On a national basis, as well as here in New York, nurse practitioners could provide enormous service to patients in a wide number of areas if they were able to practice to the full extent of their scope of practice without restrictions.. The addition of 30 million or more Americans to the ranks of the health-care insured, coupled with new and growing care demands precipitated by the aging of baby boomers, are converging to create projected physician shortages as soon as 2015.
And the shortage coincides with an area of expertise of nurse practitioners. For example, only about one in ten medical students nationally goes on to specialize in family medicine. Since these physicians provide much of the basic care Americans receive (including preventive care), nurse practitioners could be a lifeline for those seeking to stay well through access to primary care and informed, healthy lifestyle choices. Indeed the Robert Wood Johnson Foundation concluded that "The patient-centered nature of nurse practitioner training … makes nurse practitioners particularly well prepared for and interested in providing primary care."
Patients with chronic conditions would also benefit. A literature review conducted by the National Governors Association showed that "nurse practitioners are capable of successfully managing … hypertension, diabetes, and obesity." That same report found that in terms of time spent with patients, prescribing accuracy, and preventive education, nurse practitioners “provided at least equal quality of care" as physicians.
Several studies show that 70–80 percent of patients who see nurse practitioners are as satisfied -- and sometimes more satisfied -- with the quality of care they receive compared to that supplied by physicians. In fact, the National Governors Association report found that “None of the studies in [our] literature review raise concerns about the quality of care offered" by nurse practitioners. This and a similar conclusion by the Robert Wood Johnson Foundation are particularly important since they undermine as ill-founded the assertion that allowing nurse practitioners greater independence in caring for patients puts patients at risk.
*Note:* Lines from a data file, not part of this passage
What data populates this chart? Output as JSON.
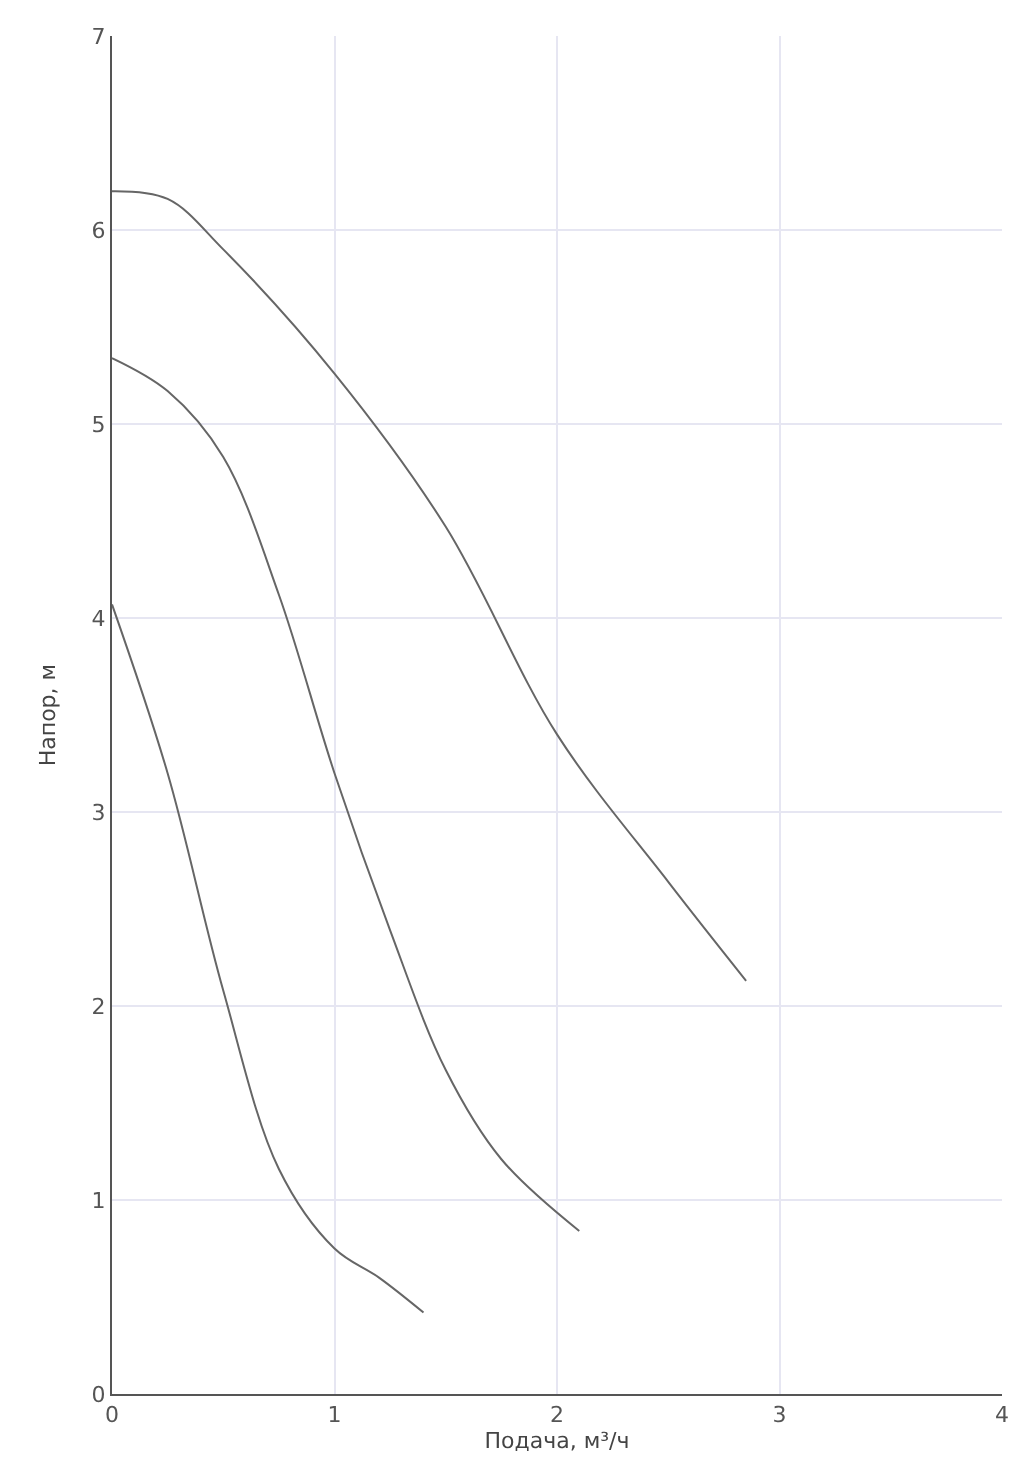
{
  "chart_data": {
    "type": "line",
    "xlabel": "Подача, м³/ч",
    "ylabel": "Напор, м",
    "xlim": [
      0,
      4
    ],
    "xticks": [
      0,
      1,
      2,
      3,
      4
    ],
    "ylim": [
      0,
      7
    ],
    "yticks": [
      0,
      1,
      2,
      3,
      4,
      5,
      6,
      7
    ],
    "grid": true,
    "series": [
      {
        "color": "#666666",
        "x": [
          0,
          0.25,
          0.5,
          1,
          1.5,
          2,
          2.5,
          2.85
        ],
        "values": [
          6.2,
          6.16,
          5.9,
          5.26,
          4.47,
          3.4,
          2.64,
          2.13
        ]
      },
      {
        "color": "#666666",
        "x": [
          0,
          0.25,
          0.5,
          0.75,
          1,
          1.25,
          1.5,
          1.75,
          2.1
        ],
        "values": [
          5.34,
          5.17,
          4.83,
          4.12,
          3.2,
          2.39,
          1.67,
          1.21,
          0.84
        ]
      },
      {
        "color": "#666666",
        "x": [
          0,
          0.25,
          0.5,
          0.75,
          1,
          1.2,
          1.4
        ],
        "values": [
          4.07,
          3.2,
          2.08,
          1.16,
          0.75,
          0.6,
          0.42
        ]
      }
    ]
  }
}
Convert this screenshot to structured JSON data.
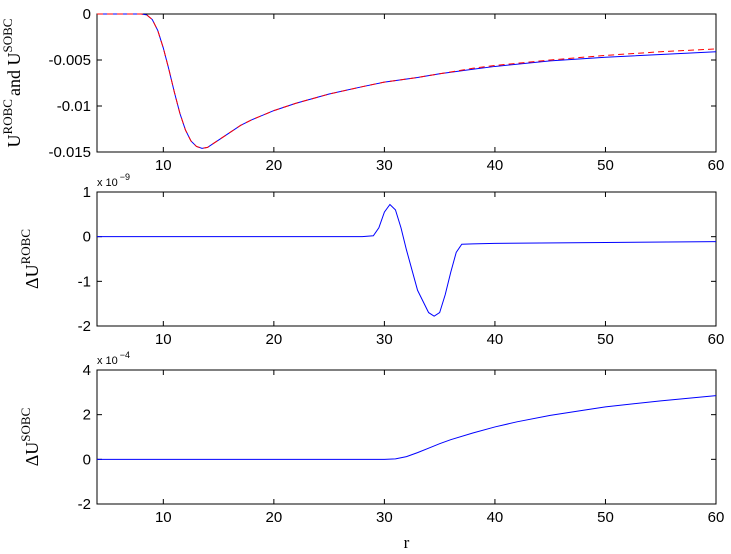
{
  "chart_data": [
    {
      "type": "line",
      "ylabel": [
        "U",
        "ROBC",
        "and U",
        "SOBC"
      ],
      "x": [
        4,
        6,
        8,
        8.5,
        9,
        9.5,
        10,
        10.5,
        11,
        11.5,
        12,
        12.5,
        13,
        13.5,
        14,
        14.5,
        15,
        16,
        17,
        18,
        20,
        22,
        25,
        28,
        30,
        33,
        35,
        38,
        40,
        45,
        50,
        55,
        60
      ],
      "series": [
        {
          "color": "#0000ff",
          "dash": false,
          "values": [
            0,
            0,
            0,
            -0.0001,
            -0.0006,
            -0.0018,
            -0.0037,
            -0.006,
            -0.0085,
            -0.0108,
            -0.0126,
            -0.0138,
            -0.0144,
            -0.0146,
            -0.0145,
            -0.0141,
            -0.0137,
            -0.0129,
            -0.0121,
            -0.0115,
            -0.0105,
            -0.0097,
            -0.0087,
            -0.0079,
            -0.0074,
            -0.0069,
            -0.0065,
            -0.006,
            -0.0057,
            -0.0051,
            -0.0047,
            -0.0044,
            -0.0041
          ]
        },
        {
          "color": "#ff0000",
          "dash": true,
          "values": [
            0,
            0,
            0,
            -0.0001,
            -0.0006,
            -0.0018,
            -0.0037,
            -0.006,
            -0.0085,
            -0.0108,
            -0.0126,
            -0.0138,
            -0.0144,
            -0.0146,
            -0.0145,
            -0.0141,
            -0.0137,
            -0.0129,
            -0.0121,
            -0.0115,
            -0.0105,
            -0.0097,
            -0.0087,
            -0.0079,
            -0.0074,
            -0.0069,
            -0.0065,
            -0.0059,
            -0.0056,
            -0.005,
            -0.0045,
            -0.0041,
            -0.0038
          ]
        }
      ],
      "xlim": [
        4,
        60
      ],
      "xticks": [
        10,
        20,
        30,
        40,
        50,
        60
      ],
      "ylim": [
        -0.015,
        0
      ],
      "yticks": [
        0,
        -0.005,
        -0.01,
        -0.015
      ],
      "grid": false
    },
    {
      "type": "line",
      "ylabel": [
        "ΔU",
        "ROBC"
      ],
      "multiplier": {
        "base": "x 10",
        "exponent": "−9"
      },
      "x": [
        4,
        10,
        20,
        28,
        29,
        29.5,
        30,
        30.5,
        31,
        31.5,
        32,
        33,
        34,
        34.5,
        35,
        35.5,
        36,
        36.5,
        37,
        38,
        40,
        50,
        60
      ],
      "series": [
        {
          "color": "#0000ff",
          "dash": false,
          "values": [
            0,
            0,
            0,
            0,
            0.02,
            0.2,
            0.55,
            0.72,
            0.6,
            0.2,
            -0.3,
            -1.2,
            -1.7,
            -1.78,
            -1.7,
            -1.3,
            -0.8,
            -0.35,
            -0.17,
            -0.16,
            -0.15,
            -0.13,
            -0.11
          ]
        }
      ],
      "xlim": [
        4,
        60
      ],
      "xticks": [
        10,
        20,
        30,
        40,
        50,
        60
      ],
      "ylim": [
        -2,
        1
      ],
      "yticks": [
        1,
        0,
        -1,
        -2
      ],
      "grid": false
    },
    {
      "type": "line",
      "ylabel": [
        "ΔU",
        "SOBC"
      ],
      "xlabel": "r",
      "multiplier": {
        "base": "x 10",
        "exponent": "−4"
      },
      "x": [
        4,
        10,
        20,
        30,
        31,
        32,
        33,
        34,
        35,
        36,
        38,
        40,
        42,
        45,
        48,
        50,
        55,
        60
      ],
      "series": [
        {
          "color": "#0000ff",
          "dash": false,
          "values": [
            0,
            0,
            0,
            0,
            0.02,
            0.12,
            0.3,
            0.5,
            0.7,
            0.88,
            1.18,
            1.45,
            1.68,
            1.97,
            2.2,
            2.35,
            2.62,
            2.85
          ]
        }
      ],
      "xlim": [
        4,
        60
      ],
      "xticks": [
        10,
        20,
        30,
        40,
        50,
        60
      ],
      "ylim": [
        -2,
        4
      ],
      "yticks": [
        4,
        2,
        0,
        -2
      ],
      "grid": false
    }
  ]
}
As a school emphasizing advanced practice nursing, we know the critically important role nurse practitioners can play in providing access to healthcare through the diagnosis and treatment of disease, as well as helping patients prevent illness and stay well. Which is why, when the specialty practice of Columbia University Medical Center, ColumbiaDoctors, opened its doors in its new midtown New York facility it was joined by Columbia Advanced Practice Nurse Associates (CAPNA) to provide same-day immediate and primary care. Our NPs work in partnership with the more than 2,000 physicians at ColumbiaDoctors and, like all nurse practitioners in New York State, our nurse practitioners have had the authority to write prescriptions for more than 20 years and provide the full range of primary care.
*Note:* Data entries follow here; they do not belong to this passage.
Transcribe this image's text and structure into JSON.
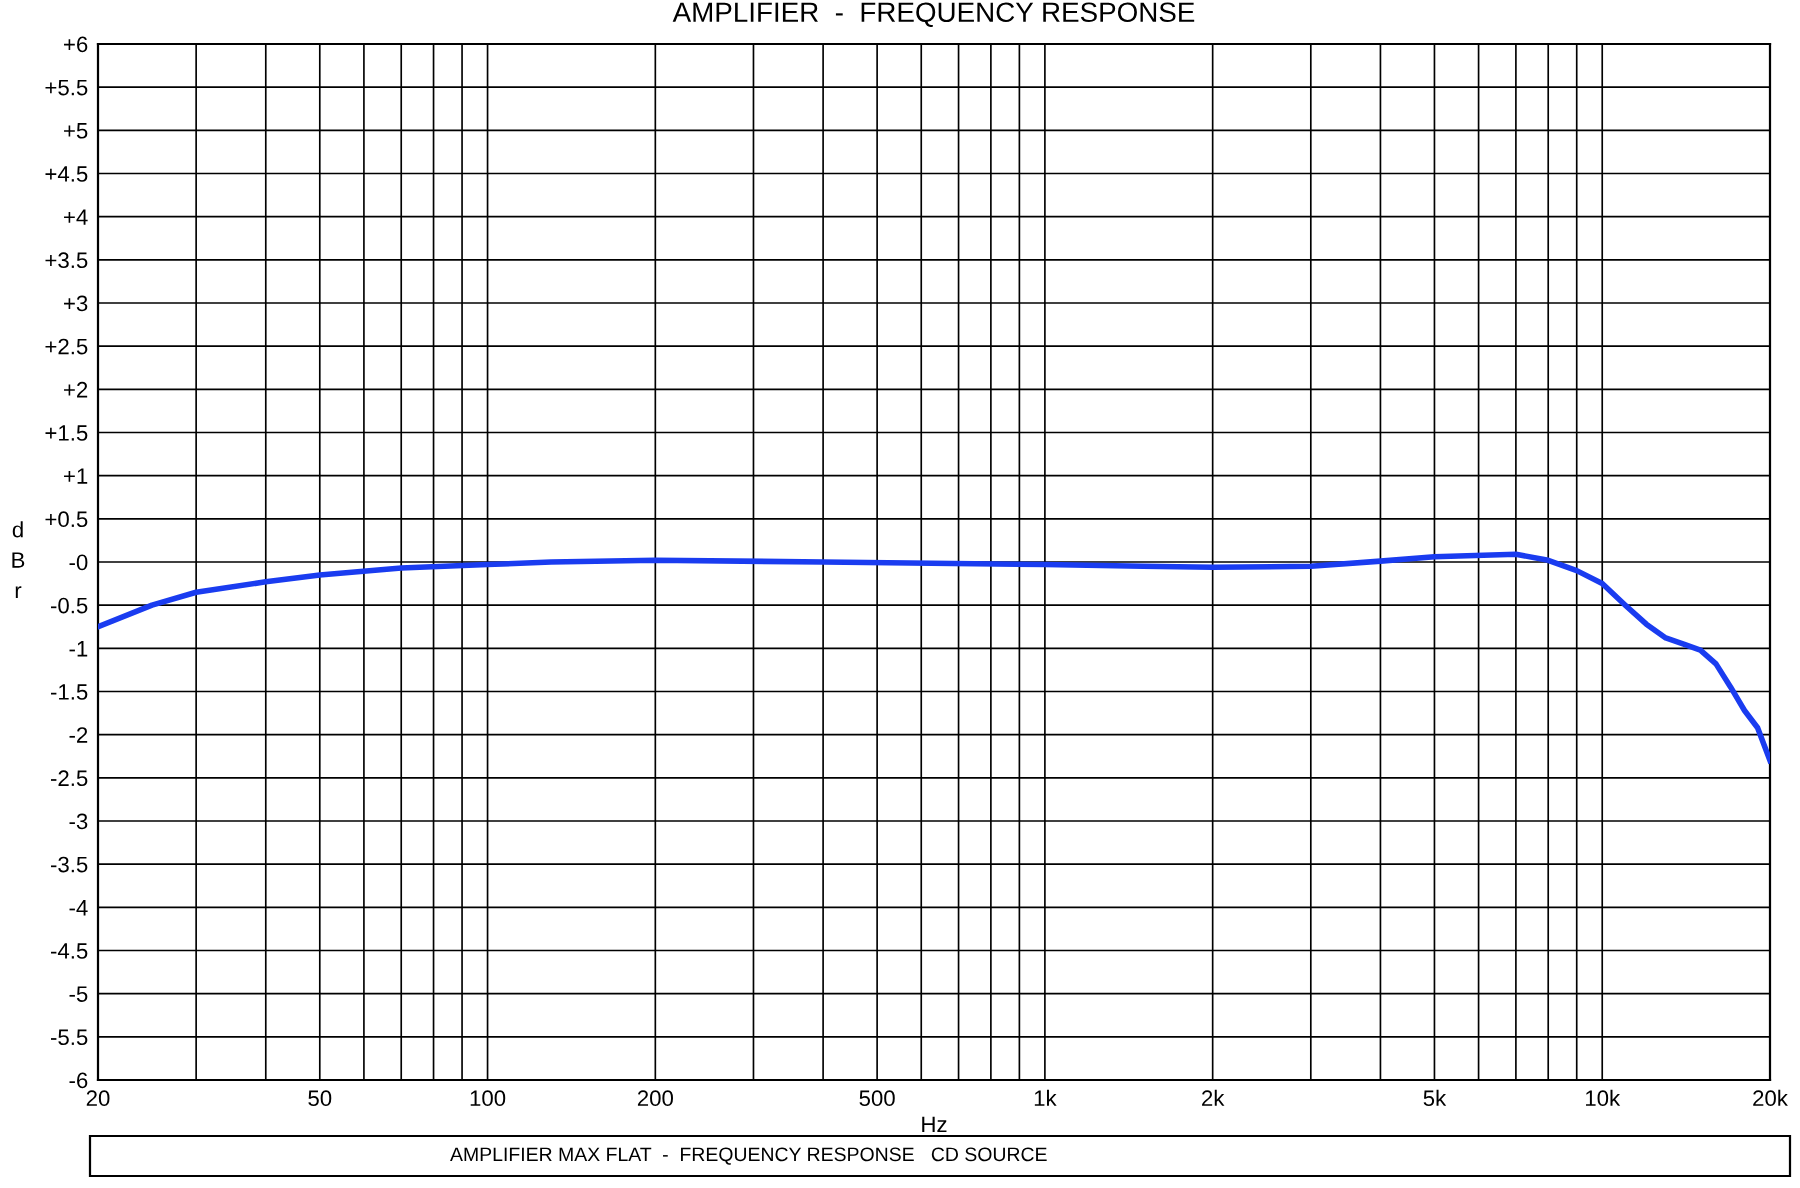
{
  "chart_data": {
    "type": "line",
    "title": "AMPLIFIER  -  FREQUENCY RESPONSE",
    "xlabel": "Hz",
    "ylabel": "dBr",
    "annotations": [
      "AMPLIFIER MAX FLAT  -  FREQUENCY RESPONSE   CD SOURCE"
    ],
    "log": "x",
    "grid": true,
    "marker": "none",
    "line_style": "solid",
    "xlim": [
      20,
      20000
    ],
    "ylim": [
      -6,
      6
    ],
    "xticks": [
      20,
      {
        "value": 30,
        "label": null
      },
      {
        "value": 40,
        "label": null
      },
      50,
      {
        "value": 60,
        "label": null
      },
      {
        "value": 70,
        "label": null
      },
      {
        "value": 80,
        "label": null
      },
      {
        "value": 90,
        "label": null
      },
      100,
      200,
      {
        "value": 300,
        "label": null
      },
      {
        "value": 400,
        "label": null
      },
      500,
      {
        "value": 600,
        "label": null
      },
      {
        "value": 700,
        "label": null
      },
      {
        "value": 800,
        "label": null
      },
      {
        "value": 900,
        "label": null
      },
      {
        "value": 1000,
        "label": "1k"
      },
      {
        "value": 2000,
        "label": "2k"
      },
      {
        "value": 3000,
        "label": null
      },
      {
        "value": 4000,
        "label": null
      },
      {
        "value": 5000,
        "label": "5k"
      },
      {
        "value": 6000,
        "label": null
      },
      {
        "value": 7000,
        "label": null
      },
      {
        "value": 8000,
        "label": null
      },
      {
        "value": 9000,
        "label": null
      },
      {
        "value": 10000,
        "label": "10k"
      },
      {
        "value": 20000,
        "label": "20k"
      }
    ],
    "yticks": [
      {
        "value": 6,
        "label": "+6"
      },
      {
        "value": 5.5,
        "label": "+5.5"
      },
      {
        "value": 5,
        "label": "+5"
      },
      {
        "value": 4.5,
        "label": "+4.5"
      },
      {
        "value": 4,
        "label": "+4"
      },
      {
        "value": 3.5,
        "label": "+3.5"
      },
      {
        "value": 3,
        "label": "+3"
      },
      {
        "value": 2.5,
        "label": "+2.5"
      },
      {
        "value": 2,
        "label": "+2"
      },
      {
        "value": 1.5,
        "label": "+1.5"
      },
      {
        "value": 1,
        "label": "+1"
      },
      {
        "value": 0.5,
        "label": "+0.5"
      },
      {
        "value": 0,
        "label": "-0"
      },
      -0.5,
      -1,
      -1.5,
      -2,
      -2.5,
      -3,
      -3.5,
      -4,
      -4.5,
      -5,
      -5.5,
      -6
    ],
    "x": [
      20,
      25,
      30,
      40,
      50,
      70,
      100,
      130,
      200,
      400,
      1000,
      1500,
      2000,
      3000,
      4000,
      5000,
      7000,
      8000,
      9000,
      10000,
      11000,
      12000,
      13000,
      14000,
      15000,
      16000,
      17000,
      18000,
      19000,
      20000
    ],
    "series": [
      {
        "color": "#1a3cf0",
        "values": [
          -0.75,
          -0.5,
          -0.35,
          -0.23,
          -0.15,
          -0.07,
          -0.03,
          0,
          0.02,
          0,
          -0.03,
          -0.05,
          -0.06,
          -0.05,
          0.01,
          0.06,
          0.09,
          0.02,
          -0.1,
          -0.25,
          -0.5,
          -0.72,
          -0.88,
          -0.95,
          -1.02,
          -1.18,
          -1.45,
          -1.72,
          -1.92,
          -2.3
        ]
      }
    ]
  }
}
A few months ago, for the 12th time in the past 13 years, nurses were voted the most trusted profession in America in Gallup's annual survey ranking professions for their ethical standards. Americans recognize that nurses put patients first. Nurse practitioners embody the skillful compassion that reassures patients that they are in good hands.
Nearly a third of the states and the District of Columbia have expanded patient access to advanced practice nursing care by eliminating obstacles imposed on NPs by requiring supervision and direction from physicians -- all with no evidence at all of reduced patient safety.
It’s time for our elected officials in the state of New York to also recognize that our own nurse practitioners have the skills, judgment, and character to provide safe, high-quality care to patients, particularly those without easy access to physician-directed care, both now and in the future.